Li DengMicrosoft Research
Overview: Deep learning has fundamentally changed the landscape of two important areas of artificial intelligence (AI): speech recognition since year 2010 and computer vision since 2012. The rapid progress in these AI areas that pertain to machine perception has given high hopes that deep learning will further thrust new advances in other areas of AI pertaining to cognition functions of human intelligence, including language processing, reasoning, attention, memory, knowledge, and decision making.
In this talk I will first reflect on the historical path to the transformative success of deep learning in speech recognition, after providing brief reviews of earlier studies on (shallow) neural networks and on (deep) generative models relevant to the introduction of deep learning methods to speech recognition. Then, an overview will be given on sweeping achievements of deep learning in speech recognition since its initial success, which have resulted in across-the-board deployment of deep learning in modern speech recognition systems worldwide. The huge impact of deep learning in image recognition and computer vision is also described and analyzed in terms of the same enabling factors of big compute, big data, and innovations in deep architectures and learning methods as in speech recognition.

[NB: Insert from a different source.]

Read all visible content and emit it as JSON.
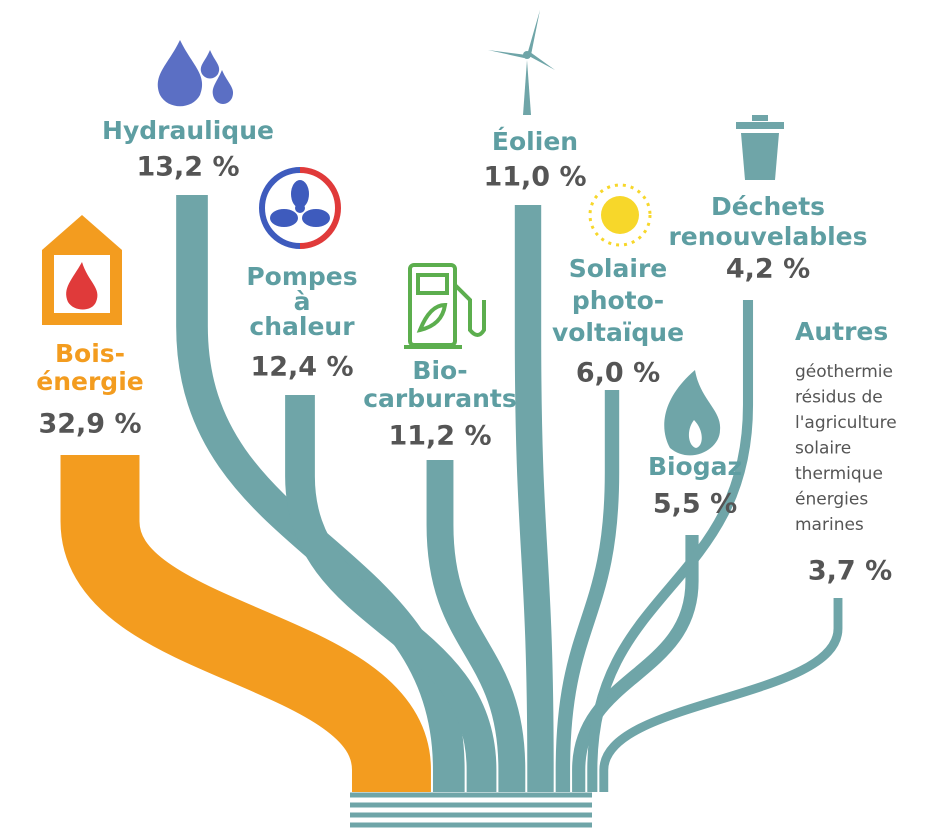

Next, more challenging application areas of deep learning, including natural language processing, multimodal processing involving text, and deep reinforcement learning for decision making, will be selectively reviewed and analyzed. I will show examples of machine translation, contextual entity search, and automatic image captioning, where fresh ideas from deep learning, continuous-space embedding of natural language text in particular, are revolutionizing these AI application areas. Finally, a number of key issues and future directions of deep learning for AI tasks will be addressed and explored.
Biography: Li Deng received the Ph.D. degree from the University of Wisconsin-Madison. He was a Professor at the University of Waterloo, Ontario, Canada during 1989-1999, and then joined Microsoft Research, Redmond, USA, where currently he leads R&D of deep learning as Partner Research Manager of its Deep Learning Technology Center. He authored or co-authored 5 books including the latest books of Deep Learning: Methods and Applications (2014) and of Automatic Speech Recognition: A Deep-Learning Approach (Springer, 2015). He is a Fellow of the Acoustical Society of America, a Fellow of the IEEE, and a Fellow of the International Speech Communication Association. He served on the Board of Governors of the IEEE Signal Processing Society. More recently, he served as Editors-In-Chief for IEEE Signal Processing Magazine and for IEEE/ACM Transactions on Audio, Speech and Language Processing.